In some cases, validators may be unwilling, unable, or unable to configure their hardware, GPUs, ASICs, etc., due to other reasons. When you only have capital but no infrastructure, you need to obtain proofs from somewhere, and this is where the Proof Market shines, providing proofs for those with capital but no infrastructure or who do not want to own infrastructure.

The second point is the reason I mentioned we approached it from different directions. We are improving them from a decision-making perspective. People like third-party teams are trying to add decentralized sorters on top of our foundation; perhaps someone will add a roll-up on top of the entire system, and by then, the tech stack will be complete, and the whole system will be perfected.

BlockBeats: Finally, Misha, can you reveal what the most important things on =nil; Foundation's roadmap are this year?

Misha: We mainly have two major directions. The first direction is verifiable applications; we must make these use cases public and let more people know about them. Some of these are already known, some are not very well known, and some are not even enabled yet, such as our zkLLVM use cases that need a frontend built specifically for zkLLVM applications. This will make Drupal and zkLLVM useful for zkLLVM use cases and all these things.

Another example is that we hope to help those developing on our foundation complete their projects, which will involve some interesting things about zk games. Have you ever thought about playing a 3D third-person shooter on Ethereum? It is currently not feasible, but it will become feasible, and this is how we enable new use cases for the Proof market and zkLLVM. Sometimes it is quirky, sometimes it is interesting, and sometimes it is genuinely useful.

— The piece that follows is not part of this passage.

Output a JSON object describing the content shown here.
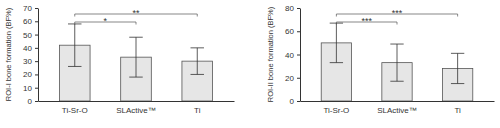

The second major direction is that we must decentralize this protocol and make it accessible to everyone, which will enable us to achieve decentralized sorter use cases, allowing everyone to access the protocol, experiment, and build something on top of it. We will see how things develop, but we hope it will succeed. Because the protocol we built for the Proof market has nothing like it on the market.

Perhaps, aside from solving practical problems, it will also become interesting because third-party developers can use it to try some functionalities that cannot be achieved elsewhere. So these are our two major directions: ensuring security and achieving decentralization.